2.385670095453404e-69
Reject the null hypothesis


#### The number of inefficient employees in call centers on tariff A and tariff B differs

In [36]:
data_tariff = data.merge(tariff, on='user_id', how='left')
data_filtered = data_tariff.query(
    '(operator_id in @data_in_missed.operator_id) or (operator_id in @data_in_waiting.operator_id) or (operator_id in @data_out_timing.operator_id)')
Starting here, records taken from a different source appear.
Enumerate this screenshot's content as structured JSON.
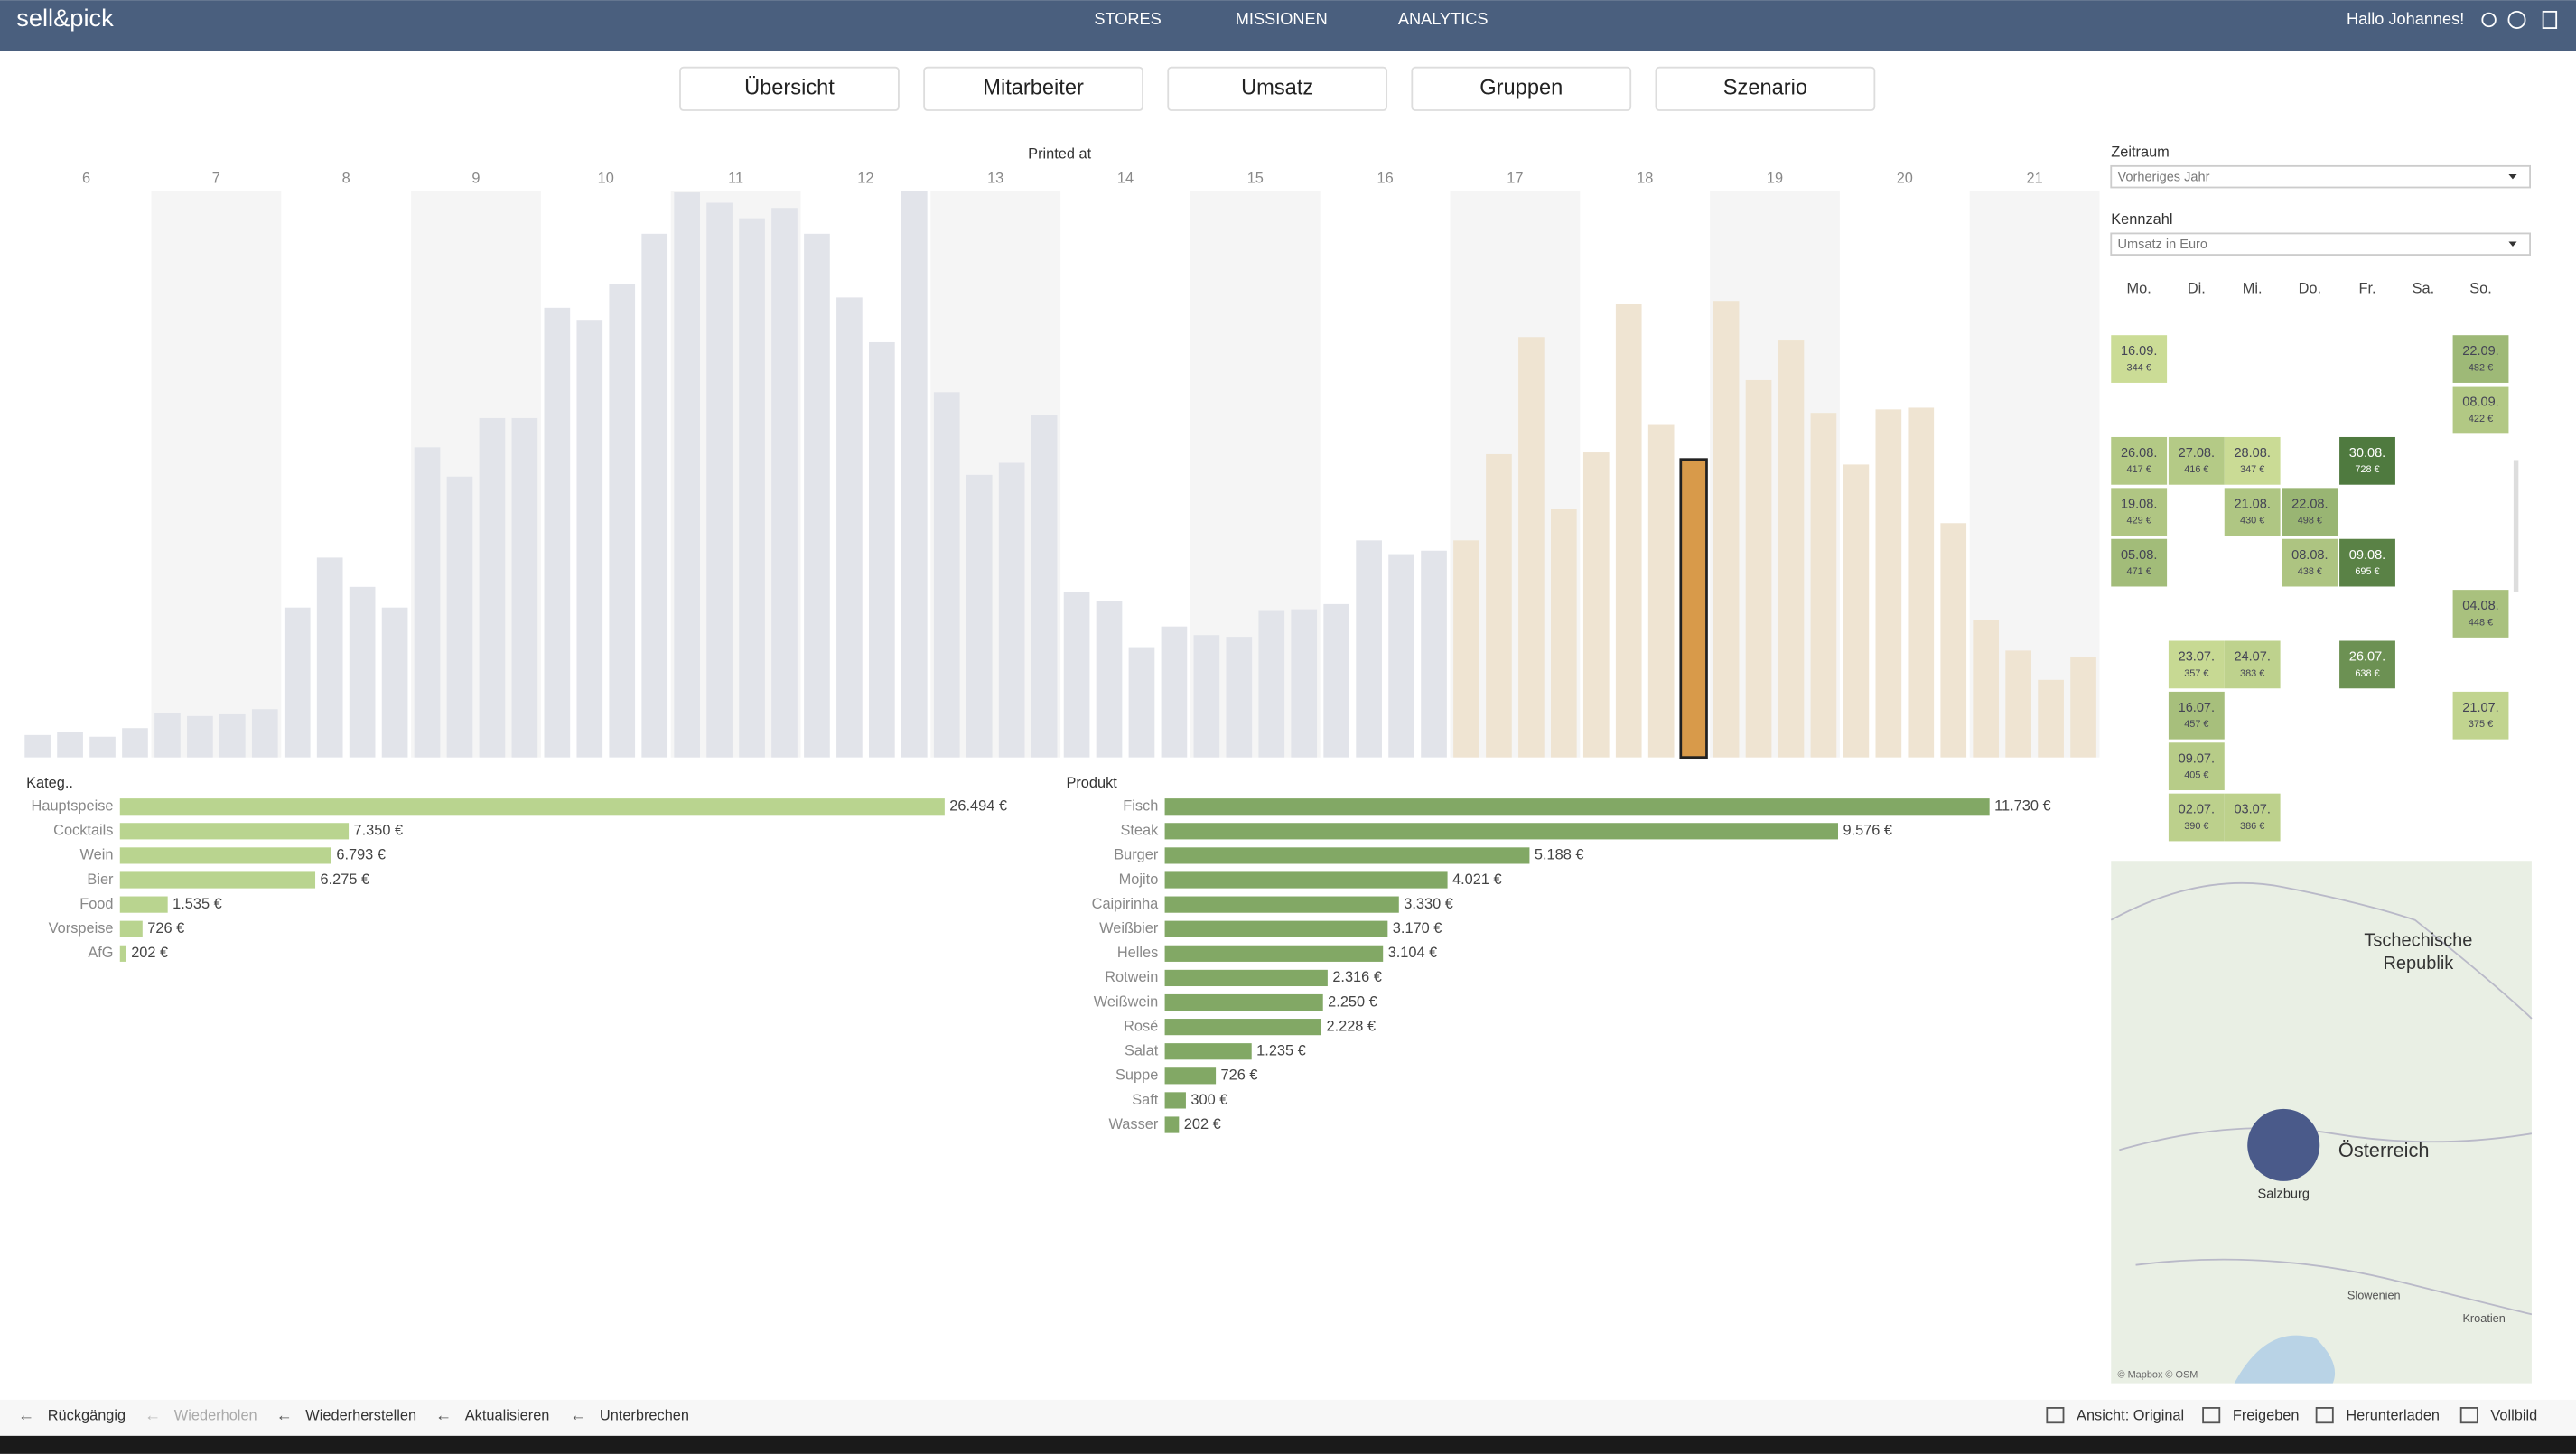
{
  "header": {
    "logo": "sell&pick",
    "nav": [
      "STORES",
      "MISSIONEN",
      "ANALYTICS"
    ],
    "greeting": "Hallo Johannes!"
  },
  "tabs": [
    "Übersicht",
    "Mitarbeiter",
    "Umsatz",
    "Gruppen",
    "Szenario"
  ],
  "hourly": {
    "title": "Printed at",
    "hours": [
      "6",
      "7",
      "8",
      "9",
      "10",
      "11",
      "12",
      "13",
      "14",
      "15",
      "16",
      "17",
      "18",
      "19",
      "20",
      "21"
    ],
    "values": [
      13,
      15,
      12,
      17,
      26,
      24,
      25,
      28,
      87,
      116,
      99,
      87,
      180,
      163,
      197,
      197,
      261,
      254,
      275,
      304,
      328,
      322,
      313,
      319,
      304,
      267,
      241,
      329,
      212,
      164,
      171,
      199,
      96,
      91,
      64,
      76,
      71,
      70,
      85,
      86,
      89,
      126,
      118,
      120,
      126,
      176,
      244,
      144,
      177,
      263,
      193,
      173,
      265,
      219,
      242,
      200,
      170,
      202,
      203,
      136,
      80,
      62,
      45,
      58
    ],
    "highlight": 51
  },
  "categories_chart": {
    "title": "Kateg..",
    "categories": [
      "Hauptspeise",
      "Cocktails",
      "Wein",
      "Bier",
      "Food",
      "Vorspeise",
      "AfG"
    ],
    "values": [
      26494,
      7350,
      6793,
      6275,
      1535,
      726,
      202
    ],
    "value_labels": [
      "26.494 €",
      "7.350 €",
      "6.793 €",
      "6.275 €",
      "1.535 €",
      "726 €",
      "202 €"
    ],
    "color": "#b9d48f"
  },
  "products_chart": {
    "title": "Produkt",
    "categories": [
      "Fisch",
      "Steak",
      "Burger",
      "Mojito",
      "Caipirinha",
      "Weißbier",
      "Helles",
      "Rotwein",
      "Weißwein",
      "Rosé",
      "Salat",
      "Suppe",
      "Saft",
      "Wasser"
    ],
    "values": [
      11730,
      9576,
      5188,
      4021,
      3330,
      3170,
      3104,
      2316,
      2250,
      2228,
      1235,
      726,
      300,
      202
    ],
    "value_labels": [
      "11.730 €",
      "9.576 €",
      "5.188 €",
      "4.021 €",
      "3.330 €",
      "3.170 €",
      "3.104 €",
      "2.316 €",
      "2.250 €",
      "2.228 €",
      "1.235 €",
      "726 €",
      "300 €",
      "202 €"
    ],
    "color": "#82a865"
  },
  "filters": [
    {
      "label": "Zeitraum",
      "value": "Vorheriges Jahr"
    },
    {
      "label": "Kennzahl",
      "value": "Umsatz in Euro"
    }
  ],
  "calendar": {
    "weekdays": [
      "Mo.",
      "Di.",
      "Mi.",
      "Do.",
      "Fr.",
      "Sa.",
      "So."
    ],
    "weeks": [
      [
        {
          "date": "16.09.",
          "value": 344,
          "label": "344 €"
        },
        null,
        null,
        null,
        null,
        null,
        {
          "date": "22.09.",
          "value": 482,
          "label": "482 €"
        }
      ],
      [
        null,
        null,
        null,
        null,
        null,
        null,
        {
          "date": "08.09.",
          "value": 422,
          "label": "422 €"
        }
      ],
      [
        {
          "date": "26.08.",
          "value": 417,
          "label": "417 €"
        },
        {
          "date": "27.08.",
          "value": 416,
          "label": "416 €"
        },
        {
          "date": "28.08.",
          "value": 347,
          "label": "347 €"
        },
        null,
        {
          "date": "30.08.",
          "value": 728,
          "label": "728 €"
        },
        null,
        null
      ],
      [
        {
          "date": "19.08.",
          "value": 429,
          "label": "429 €"
        },
        null,
        {
          "date": "21.08.",
          "value": 430,
          "label": "430 €"
        },
        {
          "date": "22.08.",
          "value": 498,
          "label": "498 €"
        },
        null,
        null,
        null
      ],
      [
        {
          "date": "05.08.",
          "value": 471,
          "label": "471 €"
        },
        null,
        null,
        {
          "date": "08.08.",
          "value": 438,
          "label": "438 €"
        },
        {
          "date": "09.08.",
          "value": 695,
          "label": "695 €"
        },
        null,
        null
      ],
      [
        null,
        null,
        null,
        null,
        null,
        null,
        {
          "date": "04.08.",
          "value": 448,
          "label": "448 €"
        }
      ],
      [
        null,
        {
          "date": "23.07.",
          "value": 357,
          "label": "357 €"
        },
        {
          "date": "24.07.",
          "value": 383,
          "label": "383 €"
        },
        null,
        {
          "date": "26.07.",
          "value": 638,
          "label": "638 €"
        },
        null,
        null
      ],
      [
        null,
        {
          "date": "16.07.",
          "value": 457,
          "label": "457 €"
        },
        null,
        null,
        null,
        null,
        {
          "date": "21.07.",
          "value": 375,
          "label": "375 €"
        }
      ],
      [
        null,
        {
          "date": "09.07.",
          "value": 405,
          "label": "405 €"
        },
        null,
        null,
        null,
        null,
        null
      ],
      [
        null,
        {
          "date": "02.07.",
          "value": 390,
          "label": "390 €"
        },
        {
          "date": "03.07.",
          "value": 386,
          "label": "386 €"
        },
        null,
        null,
        null,
        null
      ]
    ]
  },
  "map": {
    "labels": [
      "Tschechische",
      "Republik",
      "Österreich",
      "Salzburg",
      "Slowenien",
      "Kroatien"
    ],
    "credit": "© Mapbox © OSM"
  },
  "toolbar": {
    "left": [
      "Rückgängig",
      "Wiederholen",
      "Wiederherstellen",
      "Aktualisieren",
      "Unterbrechen"
    ],
    "right": [
      "Ansicht: Original",
      "Freigeben",
      "Herunterladen",
      "Vollbild"
    ]
  }
}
Н_0 The number of inefficient employees in call centers on tariff A and tariff B is the same

Н_1 The number of inefficient employees in call centers on tariff A and tariff B differs

In [41]:
data_A = data_filtered[data_filtered['tariff_plan'] == "A"]['is_missed_call']
data_B = data_filtered[data_filtered['tariff_plan'] == "B"]['is_missed_call']

In [42]:
results = st.ttest_ind(data_A, data_B, equal_var=False)
alpha = .05
print(results.pvalue)
if results.pvalue < alpha:
    print("Reject the null hypothesis")
else:
    print("Can not reject the null hypothesis")

0.018341792958485748
Reject the null hypothesis


### Conclusions

Based on the results of the study, we were able to form criteria for employee inefficiency and identify directly ineffective employees. In addition, we conducted a number of statistical studies, in which we found out that the duration of outgoing and incoming calls differs, the number of missed internal and client calls differs, and the number of non-effective employees in call centers at tariff A and tariff B is equal.